Twenty-two nations have asked the United Nations to ban automated weapons capable of operating outside human oversight, but so far no agreements have been signed. Human Rights Watch and other advocacy groups have called for similar bans to no avail. If Russia, China and others give AI weapons the authority to choose targets, the U.S. may face a choice: go along or operate at a military disadvantage.
That sets up a race-to-the-bottom in which the least ethical or most careless adversary—one that is most aggressive about fielding AI-enabled weaponry, regardless of reliability and safeguards—forces others to follow suit. Nuclear weapons could be placed under the control of flawed AI systems that watch for signs that someone else’s AI nukes are about to launch. AI is “increasing the risk of inadvertent or accidental escalation caused by misperception or miscalculation,” says James Johnson, a foreign-policy researcher at Ireland’s Dublin City University and author of Artificial Intelligence and the Future of Warfare. (Manchester University Press, September 2021).
Both the U.S. and Russia have repeatedly refused to allow the United Nations’ Convention on Certain Conventional Weapons (CCW), the main international body for weapons agreements, to ban lethal AI-controlled weapons.

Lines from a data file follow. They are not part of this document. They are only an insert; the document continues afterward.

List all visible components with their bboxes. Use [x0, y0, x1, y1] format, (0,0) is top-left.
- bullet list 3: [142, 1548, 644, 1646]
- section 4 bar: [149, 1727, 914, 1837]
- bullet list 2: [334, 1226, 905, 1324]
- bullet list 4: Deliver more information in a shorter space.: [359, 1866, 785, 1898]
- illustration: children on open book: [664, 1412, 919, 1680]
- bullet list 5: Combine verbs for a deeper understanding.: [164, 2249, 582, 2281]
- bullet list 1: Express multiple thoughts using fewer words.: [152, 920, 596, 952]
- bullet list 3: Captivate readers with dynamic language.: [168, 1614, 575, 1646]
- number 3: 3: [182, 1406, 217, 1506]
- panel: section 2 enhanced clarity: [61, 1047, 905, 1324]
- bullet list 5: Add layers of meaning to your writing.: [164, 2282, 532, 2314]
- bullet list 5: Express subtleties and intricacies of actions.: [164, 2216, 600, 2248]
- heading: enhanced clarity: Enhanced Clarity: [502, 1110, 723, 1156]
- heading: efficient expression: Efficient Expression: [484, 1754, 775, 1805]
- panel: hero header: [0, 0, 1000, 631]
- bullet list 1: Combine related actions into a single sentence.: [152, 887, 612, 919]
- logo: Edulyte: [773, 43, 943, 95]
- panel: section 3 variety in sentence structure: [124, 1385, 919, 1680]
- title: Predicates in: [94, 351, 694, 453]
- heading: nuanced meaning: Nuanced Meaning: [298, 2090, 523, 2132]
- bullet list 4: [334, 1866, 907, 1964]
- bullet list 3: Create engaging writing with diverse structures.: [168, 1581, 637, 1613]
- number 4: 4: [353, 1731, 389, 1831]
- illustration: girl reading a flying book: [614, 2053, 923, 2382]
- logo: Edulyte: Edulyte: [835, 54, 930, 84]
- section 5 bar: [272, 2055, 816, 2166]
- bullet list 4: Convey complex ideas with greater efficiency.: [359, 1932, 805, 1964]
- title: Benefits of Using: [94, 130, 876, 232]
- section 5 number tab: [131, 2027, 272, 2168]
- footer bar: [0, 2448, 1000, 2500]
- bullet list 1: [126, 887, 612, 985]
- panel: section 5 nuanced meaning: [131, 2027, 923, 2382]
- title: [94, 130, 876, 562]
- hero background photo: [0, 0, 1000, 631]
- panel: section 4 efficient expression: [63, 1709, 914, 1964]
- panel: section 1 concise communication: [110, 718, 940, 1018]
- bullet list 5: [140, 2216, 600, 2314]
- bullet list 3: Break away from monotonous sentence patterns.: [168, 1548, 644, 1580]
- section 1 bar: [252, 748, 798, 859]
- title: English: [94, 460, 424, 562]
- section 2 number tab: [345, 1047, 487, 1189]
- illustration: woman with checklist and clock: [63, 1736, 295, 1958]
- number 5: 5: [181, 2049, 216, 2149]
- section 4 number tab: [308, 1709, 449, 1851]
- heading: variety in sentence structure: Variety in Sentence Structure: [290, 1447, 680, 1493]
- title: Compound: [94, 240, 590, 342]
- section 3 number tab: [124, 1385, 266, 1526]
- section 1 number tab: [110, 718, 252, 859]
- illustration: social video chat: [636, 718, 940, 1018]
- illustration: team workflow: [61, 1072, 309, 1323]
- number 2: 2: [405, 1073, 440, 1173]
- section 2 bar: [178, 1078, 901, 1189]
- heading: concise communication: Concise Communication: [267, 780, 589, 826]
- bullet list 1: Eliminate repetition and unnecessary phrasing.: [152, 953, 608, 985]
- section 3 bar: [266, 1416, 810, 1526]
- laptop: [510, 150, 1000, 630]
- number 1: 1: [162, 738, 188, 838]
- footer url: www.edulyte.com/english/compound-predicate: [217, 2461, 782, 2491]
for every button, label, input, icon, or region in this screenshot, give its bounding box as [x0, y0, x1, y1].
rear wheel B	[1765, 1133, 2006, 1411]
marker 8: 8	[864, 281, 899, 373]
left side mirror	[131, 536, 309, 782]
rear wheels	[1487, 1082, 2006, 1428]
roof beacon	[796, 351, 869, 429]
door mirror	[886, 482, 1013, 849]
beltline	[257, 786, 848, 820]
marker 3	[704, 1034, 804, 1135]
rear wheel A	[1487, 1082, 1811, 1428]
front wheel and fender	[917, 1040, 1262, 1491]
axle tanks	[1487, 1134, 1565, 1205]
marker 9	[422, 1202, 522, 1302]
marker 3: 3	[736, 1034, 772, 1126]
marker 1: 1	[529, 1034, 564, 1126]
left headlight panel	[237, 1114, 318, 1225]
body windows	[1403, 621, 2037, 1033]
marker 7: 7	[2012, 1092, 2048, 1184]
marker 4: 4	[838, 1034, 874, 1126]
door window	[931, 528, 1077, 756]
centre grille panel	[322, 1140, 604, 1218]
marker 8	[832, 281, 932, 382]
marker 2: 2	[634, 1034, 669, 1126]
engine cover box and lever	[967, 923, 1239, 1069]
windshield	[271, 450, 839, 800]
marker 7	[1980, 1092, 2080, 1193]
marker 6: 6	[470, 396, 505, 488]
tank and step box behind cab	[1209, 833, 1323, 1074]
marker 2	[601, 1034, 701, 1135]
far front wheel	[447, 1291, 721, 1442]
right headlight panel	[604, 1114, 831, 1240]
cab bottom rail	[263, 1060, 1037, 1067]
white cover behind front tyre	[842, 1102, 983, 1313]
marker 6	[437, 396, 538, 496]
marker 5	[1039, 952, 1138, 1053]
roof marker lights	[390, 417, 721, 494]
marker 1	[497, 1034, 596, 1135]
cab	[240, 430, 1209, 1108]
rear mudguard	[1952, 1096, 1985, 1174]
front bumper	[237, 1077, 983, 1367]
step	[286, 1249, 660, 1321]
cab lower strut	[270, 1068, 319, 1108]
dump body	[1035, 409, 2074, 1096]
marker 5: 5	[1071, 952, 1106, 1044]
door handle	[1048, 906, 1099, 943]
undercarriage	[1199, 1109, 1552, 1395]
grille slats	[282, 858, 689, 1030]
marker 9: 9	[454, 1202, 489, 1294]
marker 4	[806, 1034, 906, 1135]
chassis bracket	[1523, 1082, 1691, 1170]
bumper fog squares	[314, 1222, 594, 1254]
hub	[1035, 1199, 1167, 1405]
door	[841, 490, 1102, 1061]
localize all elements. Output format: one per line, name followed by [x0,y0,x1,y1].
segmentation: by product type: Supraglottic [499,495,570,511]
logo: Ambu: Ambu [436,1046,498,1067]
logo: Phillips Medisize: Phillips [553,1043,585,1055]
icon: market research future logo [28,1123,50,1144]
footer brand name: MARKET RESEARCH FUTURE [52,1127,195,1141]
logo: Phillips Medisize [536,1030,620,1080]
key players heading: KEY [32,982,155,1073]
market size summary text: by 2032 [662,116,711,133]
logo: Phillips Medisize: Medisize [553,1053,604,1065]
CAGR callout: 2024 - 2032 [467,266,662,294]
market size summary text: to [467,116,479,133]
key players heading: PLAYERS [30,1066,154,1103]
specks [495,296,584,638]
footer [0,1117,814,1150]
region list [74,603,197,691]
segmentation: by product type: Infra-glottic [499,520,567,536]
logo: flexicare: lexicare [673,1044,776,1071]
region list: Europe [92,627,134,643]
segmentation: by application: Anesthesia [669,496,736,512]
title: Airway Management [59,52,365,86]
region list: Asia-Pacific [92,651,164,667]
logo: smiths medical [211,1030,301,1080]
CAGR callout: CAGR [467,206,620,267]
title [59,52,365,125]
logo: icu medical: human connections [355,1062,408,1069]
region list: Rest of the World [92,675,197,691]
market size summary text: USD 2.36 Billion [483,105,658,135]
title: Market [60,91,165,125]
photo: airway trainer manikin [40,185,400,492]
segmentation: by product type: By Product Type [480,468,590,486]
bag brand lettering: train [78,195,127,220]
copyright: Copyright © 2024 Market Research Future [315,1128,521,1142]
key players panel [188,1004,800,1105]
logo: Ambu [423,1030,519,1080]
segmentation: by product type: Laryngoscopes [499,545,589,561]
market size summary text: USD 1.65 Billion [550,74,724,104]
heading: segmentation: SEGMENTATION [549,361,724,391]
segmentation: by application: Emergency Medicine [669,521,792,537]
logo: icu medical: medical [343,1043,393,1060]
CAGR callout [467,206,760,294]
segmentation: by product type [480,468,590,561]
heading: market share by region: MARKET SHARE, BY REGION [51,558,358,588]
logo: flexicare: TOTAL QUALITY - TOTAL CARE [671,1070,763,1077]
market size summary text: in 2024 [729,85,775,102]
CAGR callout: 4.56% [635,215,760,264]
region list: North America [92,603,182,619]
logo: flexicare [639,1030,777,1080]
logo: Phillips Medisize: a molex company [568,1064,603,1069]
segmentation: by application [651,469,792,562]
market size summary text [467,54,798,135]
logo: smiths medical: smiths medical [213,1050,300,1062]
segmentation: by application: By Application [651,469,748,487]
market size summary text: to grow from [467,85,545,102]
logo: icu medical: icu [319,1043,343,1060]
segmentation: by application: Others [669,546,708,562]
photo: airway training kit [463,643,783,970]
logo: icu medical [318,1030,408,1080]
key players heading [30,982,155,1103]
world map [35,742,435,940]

Meetings to discuss revisiting the CCW are planned for December, but there’s little optimism an agreement will be reached; among the most powerful nations, only China has expressed support for such a treaty. NATO nations have discussed the possibility of an agreement, but nothing definite has emerged. If the U.S. is negotiating AI weapons separately with other countries, there’s little public word of it.
Even if diplomatic efforts led to limits on the use of AI, verifying adherence would be far more difficult than, say, inspecting nuclear missile silos. Military leaders in a hostile, competitive world are not known for their ability to resist advanced weaponry, regardless of consequences.